Silence is foo

How to disable System UI Audio Sound Effects

Thursday, October 22, 2020

Taking a screenshot, emptying the trashcan or other notification sounds can be very distracting during presentations, video calls or webinars.

When you hear a notification sound from the presenting side FOMO kicks in. Did I miss something?

Or if you are busy, emptying the trashcan, receiving new email or taking a screenshot these sounds are also heard on the other side.

Time to disable these sound effects.

DaffyDoc

There are two ways to disable the “System UI Sound Effects”:

  • System Preferences, manual set via the GUI
  • User defaults (defaults write), manual set via the CLI or scripted

System Preferences (GUI)

Open the ‘System Preferences’, go to “Sound Effects” tab and uncheck “Play user interface sound effects”.

System Preferences - Sound

User Defaults

defaults or the “command line interface to the user’s defaults” allows you to modify settings from the command line.

If you are used to doing stuff via the GUI this seems uncharted territory. As my partner says “What are you doing in that black screen again?”.

Well that “black screen” (CLI) makes it possible to test things that can be automated in scripts or via keystrokes.
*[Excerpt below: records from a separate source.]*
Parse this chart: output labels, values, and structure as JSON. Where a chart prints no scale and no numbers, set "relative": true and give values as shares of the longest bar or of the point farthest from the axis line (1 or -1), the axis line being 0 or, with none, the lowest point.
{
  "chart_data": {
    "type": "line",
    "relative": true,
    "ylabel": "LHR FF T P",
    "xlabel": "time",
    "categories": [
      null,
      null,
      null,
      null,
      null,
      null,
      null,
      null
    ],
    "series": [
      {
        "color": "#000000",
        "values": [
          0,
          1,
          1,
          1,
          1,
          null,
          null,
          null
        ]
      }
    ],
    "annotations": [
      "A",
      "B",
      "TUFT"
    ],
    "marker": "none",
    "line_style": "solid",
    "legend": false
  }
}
From a terminal we can read the status of the “System UI Sound Effects”:

$ defaults read 'Apple Global Domain' com.apple.sound.uiaudio.enabled
1

The return value ‘1’ means the sound effects are enabled. A value of ‘0’ means the sound effects are disabled.
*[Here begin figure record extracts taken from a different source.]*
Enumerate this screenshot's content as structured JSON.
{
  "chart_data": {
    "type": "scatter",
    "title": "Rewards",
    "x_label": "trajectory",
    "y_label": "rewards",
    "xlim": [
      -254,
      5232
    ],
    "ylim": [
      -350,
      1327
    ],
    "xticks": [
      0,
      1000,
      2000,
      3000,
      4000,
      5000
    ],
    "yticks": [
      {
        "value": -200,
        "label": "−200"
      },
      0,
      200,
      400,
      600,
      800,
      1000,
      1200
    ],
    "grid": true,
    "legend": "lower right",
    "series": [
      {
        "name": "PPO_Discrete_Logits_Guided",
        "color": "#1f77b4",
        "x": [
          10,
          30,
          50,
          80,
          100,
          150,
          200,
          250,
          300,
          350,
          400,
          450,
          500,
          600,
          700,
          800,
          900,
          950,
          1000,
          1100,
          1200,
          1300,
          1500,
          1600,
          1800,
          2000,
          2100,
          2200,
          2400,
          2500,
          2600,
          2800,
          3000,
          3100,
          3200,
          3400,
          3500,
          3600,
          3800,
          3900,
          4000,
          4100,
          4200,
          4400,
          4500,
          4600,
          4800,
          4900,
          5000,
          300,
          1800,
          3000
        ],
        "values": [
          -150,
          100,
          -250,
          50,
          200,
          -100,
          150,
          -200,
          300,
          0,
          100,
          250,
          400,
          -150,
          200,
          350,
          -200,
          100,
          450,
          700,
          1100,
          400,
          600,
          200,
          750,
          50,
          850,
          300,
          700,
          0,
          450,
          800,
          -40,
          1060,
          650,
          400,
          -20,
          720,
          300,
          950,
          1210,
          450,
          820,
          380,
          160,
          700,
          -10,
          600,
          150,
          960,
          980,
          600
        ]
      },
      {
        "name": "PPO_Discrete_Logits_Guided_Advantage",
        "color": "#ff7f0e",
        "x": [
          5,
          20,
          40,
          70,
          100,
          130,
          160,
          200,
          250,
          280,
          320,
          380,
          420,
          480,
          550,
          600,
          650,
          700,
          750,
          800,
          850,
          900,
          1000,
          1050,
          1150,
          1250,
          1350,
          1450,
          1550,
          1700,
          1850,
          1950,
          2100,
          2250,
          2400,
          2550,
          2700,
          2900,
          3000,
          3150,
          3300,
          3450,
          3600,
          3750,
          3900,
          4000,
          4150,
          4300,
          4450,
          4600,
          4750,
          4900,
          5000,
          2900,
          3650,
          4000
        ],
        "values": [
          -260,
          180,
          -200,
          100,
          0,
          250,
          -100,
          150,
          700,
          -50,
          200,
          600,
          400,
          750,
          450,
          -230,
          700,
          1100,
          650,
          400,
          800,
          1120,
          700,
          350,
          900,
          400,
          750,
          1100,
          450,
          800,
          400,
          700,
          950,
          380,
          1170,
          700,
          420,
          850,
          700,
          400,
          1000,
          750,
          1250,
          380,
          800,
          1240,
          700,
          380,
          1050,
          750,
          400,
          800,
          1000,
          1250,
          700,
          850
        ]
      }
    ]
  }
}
We can turn the sound effects on or off with a ‘write’.

defaults write 'Apple Global Domain' com.apple.sound.uiaudio.enabled -bool false

This command disables the sound effects, use the value ‘true’ to enable the sound effects.

‘defaults’ command

There are many user settings that can be set via the ‘defaults’ command. Many references can be found to modify settings via ‘defaults write’. Internet is your friend, most of the time …

In my case the internet search results like the one from OSXDaily kept referring to the following command to change the “System UI Sound Effects”:

defaults write com.apple.systemsound "com.apple.sound.uiaudio.enabled" -int 0

This command did not work on my machine in macOS Catalina. It’s not the ‘-int 0’ which is just an alternative for the ‘-bool false’ parameter. No, it’s the domain ‘com.apple.systemsound’.
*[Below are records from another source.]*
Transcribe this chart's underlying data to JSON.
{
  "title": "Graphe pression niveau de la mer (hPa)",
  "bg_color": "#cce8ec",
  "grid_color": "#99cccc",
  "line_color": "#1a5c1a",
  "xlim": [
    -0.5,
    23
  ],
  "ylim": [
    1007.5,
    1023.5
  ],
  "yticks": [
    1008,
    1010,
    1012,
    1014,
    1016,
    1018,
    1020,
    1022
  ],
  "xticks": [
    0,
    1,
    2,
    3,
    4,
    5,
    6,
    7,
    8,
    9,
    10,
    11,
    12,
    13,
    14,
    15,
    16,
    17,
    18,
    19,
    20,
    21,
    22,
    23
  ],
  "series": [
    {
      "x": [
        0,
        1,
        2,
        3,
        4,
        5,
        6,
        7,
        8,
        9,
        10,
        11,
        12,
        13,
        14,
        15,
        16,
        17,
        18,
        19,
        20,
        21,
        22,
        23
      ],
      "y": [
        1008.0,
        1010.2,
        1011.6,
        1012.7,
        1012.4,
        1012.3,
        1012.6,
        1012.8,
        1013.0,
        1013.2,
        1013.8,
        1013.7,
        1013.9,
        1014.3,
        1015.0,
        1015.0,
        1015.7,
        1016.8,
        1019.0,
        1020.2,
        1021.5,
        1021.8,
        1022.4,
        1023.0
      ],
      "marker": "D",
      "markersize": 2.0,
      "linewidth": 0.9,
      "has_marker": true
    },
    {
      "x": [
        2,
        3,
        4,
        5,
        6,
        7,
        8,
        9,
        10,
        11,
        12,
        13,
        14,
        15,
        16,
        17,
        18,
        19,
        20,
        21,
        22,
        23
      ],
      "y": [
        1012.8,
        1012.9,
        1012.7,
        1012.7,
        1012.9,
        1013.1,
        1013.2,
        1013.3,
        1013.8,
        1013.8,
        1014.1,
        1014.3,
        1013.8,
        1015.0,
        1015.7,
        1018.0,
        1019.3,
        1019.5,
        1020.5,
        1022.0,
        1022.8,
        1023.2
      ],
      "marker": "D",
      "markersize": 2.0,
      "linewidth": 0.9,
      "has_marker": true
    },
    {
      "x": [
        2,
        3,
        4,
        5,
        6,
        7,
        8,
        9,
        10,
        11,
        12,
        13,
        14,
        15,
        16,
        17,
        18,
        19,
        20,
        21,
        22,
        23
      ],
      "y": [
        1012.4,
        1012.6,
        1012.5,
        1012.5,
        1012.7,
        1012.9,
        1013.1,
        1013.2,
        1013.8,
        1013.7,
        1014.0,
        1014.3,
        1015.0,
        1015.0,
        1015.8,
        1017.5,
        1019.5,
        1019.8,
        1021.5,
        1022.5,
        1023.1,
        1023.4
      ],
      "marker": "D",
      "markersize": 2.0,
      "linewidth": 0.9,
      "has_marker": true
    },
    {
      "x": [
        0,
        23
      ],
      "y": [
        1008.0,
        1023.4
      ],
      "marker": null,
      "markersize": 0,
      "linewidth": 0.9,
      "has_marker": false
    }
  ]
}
Of course I tried the suggested ‘domain’ but that didn’t work.

But … the ‘defaults’ command has a ‘find’ option which alows you to search through the settings hierachy.

$ defaults find sound
...
Found 1 keys in domain 'com.apple.systemsound': {
    "com.apple.sound.uiaudio.enabled" = 1;
}
Found 1 keys in domain 'com.googlecode.iterm2': {
    SoundForEsc = 0;
}
Found 2 keys in domain 'Apple Global Domain': {
    "com.apple.sound.beep.flash" = 0;
    "com.apple.sound.uiaudio.enabled" = 1;
}
...

With that I found the ‘Apple Global Domain’.

Karabiner/Goku

In the previous “Keyboard redefined” post I wrote about Karabiner and Goku to create keyboard shortcuts.

I updated my configuration with a template and keyboard shortcut (‘hyper/capslock’ + u) to toggle the “System UI Sound Effects” and show a notification with the current status.

Notification

The full configuration is avaialble at github/tisGoud/goku.

screencapture

If you are just looking for a way to capture the screen without the “shutter” sound you can use screencapture from the command line on macOS with the parameter -x.

The following command captures the screen interactively without the “shutter” sound and the output will open in Preview.

screencapture -ixP

Conclusion

In this time where videoconferencing is the “new normal” shutting of the system sounds should be part of the videoconferencing etiquette.

I now have a way to silence my system with a keyboard shortcut and so can you 😉.